The Old Woman: What are you afriad of? A wide black hole! 1896. Lithograph. Fitzwilliam Museum, UK.
Redon’s early work consisted on charcoal drawings and a portfolio of lithographs titled “Dans le Rêve” (in the dream). Redon’s reputation quickly grew as he started to exhibit with the Nabis in Paris, creating pastels and oil paintings in addition to his graphic work.
The Chimeras. 1889. Illustrated book/ lithograph. Museum of Modern Art, NY.
Self-Portrait of Redon. 1880 Musee d’Orsay. Oil painting
Parsifal. Etching. Hirshhorn Museum
In 1913, a catalog of Redon’s etchings and lithographs was published by Andre Mellerio, cementing Redon’s role in the graphic arts and earning the artist the Legion of Honor. Redon continued to exhibit at the New York Armory, bringing Redon international acclaim.

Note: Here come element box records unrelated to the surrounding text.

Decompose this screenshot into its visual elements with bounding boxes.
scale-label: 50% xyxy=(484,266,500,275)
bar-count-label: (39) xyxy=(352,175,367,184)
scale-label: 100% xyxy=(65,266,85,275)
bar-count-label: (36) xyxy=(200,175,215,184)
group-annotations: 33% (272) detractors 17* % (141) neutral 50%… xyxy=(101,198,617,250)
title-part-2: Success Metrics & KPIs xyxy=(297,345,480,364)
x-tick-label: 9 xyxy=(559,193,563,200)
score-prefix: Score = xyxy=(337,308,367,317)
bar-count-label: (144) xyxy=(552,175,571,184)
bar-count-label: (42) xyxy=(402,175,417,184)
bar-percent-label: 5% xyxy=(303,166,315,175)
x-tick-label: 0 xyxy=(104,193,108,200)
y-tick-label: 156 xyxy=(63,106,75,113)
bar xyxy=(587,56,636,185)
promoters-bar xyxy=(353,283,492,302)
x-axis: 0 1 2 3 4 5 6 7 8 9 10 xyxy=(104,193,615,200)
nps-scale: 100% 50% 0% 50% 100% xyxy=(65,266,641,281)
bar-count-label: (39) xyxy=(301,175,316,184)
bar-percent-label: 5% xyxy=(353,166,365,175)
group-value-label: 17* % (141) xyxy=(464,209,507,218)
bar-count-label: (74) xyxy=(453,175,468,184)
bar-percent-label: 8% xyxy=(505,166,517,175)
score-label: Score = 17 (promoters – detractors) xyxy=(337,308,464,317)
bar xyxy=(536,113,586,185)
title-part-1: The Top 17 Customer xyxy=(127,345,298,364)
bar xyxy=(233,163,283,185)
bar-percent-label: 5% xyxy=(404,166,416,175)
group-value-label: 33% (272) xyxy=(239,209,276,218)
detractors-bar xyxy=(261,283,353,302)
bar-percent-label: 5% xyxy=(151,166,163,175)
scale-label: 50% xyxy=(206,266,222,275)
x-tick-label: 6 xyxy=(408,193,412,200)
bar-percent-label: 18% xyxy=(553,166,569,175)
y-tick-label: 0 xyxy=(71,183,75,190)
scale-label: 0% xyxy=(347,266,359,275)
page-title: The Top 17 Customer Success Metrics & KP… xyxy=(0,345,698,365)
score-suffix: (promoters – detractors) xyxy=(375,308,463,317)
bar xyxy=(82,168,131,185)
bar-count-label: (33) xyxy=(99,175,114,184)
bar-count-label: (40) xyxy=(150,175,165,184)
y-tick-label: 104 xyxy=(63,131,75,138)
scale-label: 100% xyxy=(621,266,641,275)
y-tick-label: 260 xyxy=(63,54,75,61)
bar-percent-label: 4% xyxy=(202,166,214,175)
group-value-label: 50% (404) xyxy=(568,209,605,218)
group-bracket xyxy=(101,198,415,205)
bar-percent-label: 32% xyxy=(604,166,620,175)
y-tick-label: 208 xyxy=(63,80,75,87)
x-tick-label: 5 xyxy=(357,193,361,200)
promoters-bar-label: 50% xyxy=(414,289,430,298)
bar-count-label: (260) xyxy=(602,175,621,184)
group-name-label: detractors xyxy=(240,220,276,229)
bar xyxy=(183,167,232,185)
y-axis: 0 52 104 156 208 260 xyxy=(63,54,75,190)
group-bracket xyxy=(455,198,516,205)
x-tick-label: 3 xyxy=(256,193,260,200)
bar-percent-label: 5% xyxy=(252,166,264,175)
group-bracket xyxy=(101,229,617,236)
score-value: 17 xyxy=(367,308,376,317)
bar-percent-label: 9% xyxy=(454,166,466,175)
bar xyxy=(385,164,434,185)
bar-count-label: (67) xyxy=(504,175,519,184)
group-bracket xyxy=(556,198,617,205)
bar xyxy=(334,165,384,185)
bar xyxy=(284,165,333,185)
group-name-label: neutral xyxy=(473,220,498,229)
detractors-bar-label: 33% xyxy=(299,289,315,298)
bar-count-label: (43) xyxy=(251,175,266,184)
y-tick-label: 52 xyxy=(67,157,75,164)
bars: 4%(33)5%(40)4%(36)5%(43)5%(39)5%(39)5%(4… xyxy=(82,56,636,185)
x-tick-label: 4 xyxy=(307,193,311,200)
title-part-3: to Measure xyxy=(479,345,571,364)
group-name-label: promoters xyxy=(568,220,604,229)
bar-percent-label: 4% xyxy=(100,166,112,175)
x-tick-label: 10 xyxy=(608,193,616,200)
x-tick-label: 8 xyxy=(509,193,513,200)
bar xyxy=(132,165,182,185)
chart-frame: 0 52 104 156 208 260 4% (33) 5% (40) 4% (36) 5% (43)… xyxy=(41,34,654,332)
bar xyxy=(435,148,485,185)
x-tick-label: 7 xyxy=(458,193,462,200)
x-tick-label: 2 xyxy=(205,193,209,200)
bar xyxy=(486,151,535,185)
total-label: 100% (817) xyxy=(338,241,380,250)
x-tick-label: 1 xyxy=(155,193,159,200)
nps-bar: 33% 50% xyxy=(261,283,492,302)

Redon’s etchings and lithographs are often cited as some of the most important fine art prints of the 19th century. Redon’s influences include eastern religions such as Buddhism and Hindu as well as Japanese ukiyo-e prints. Redon’s paintings, prints and drawings are in esteemed collections including the Musée d’Orsay in Paris and the Museum of Modern Art in New York and the Getty in Los Angeles.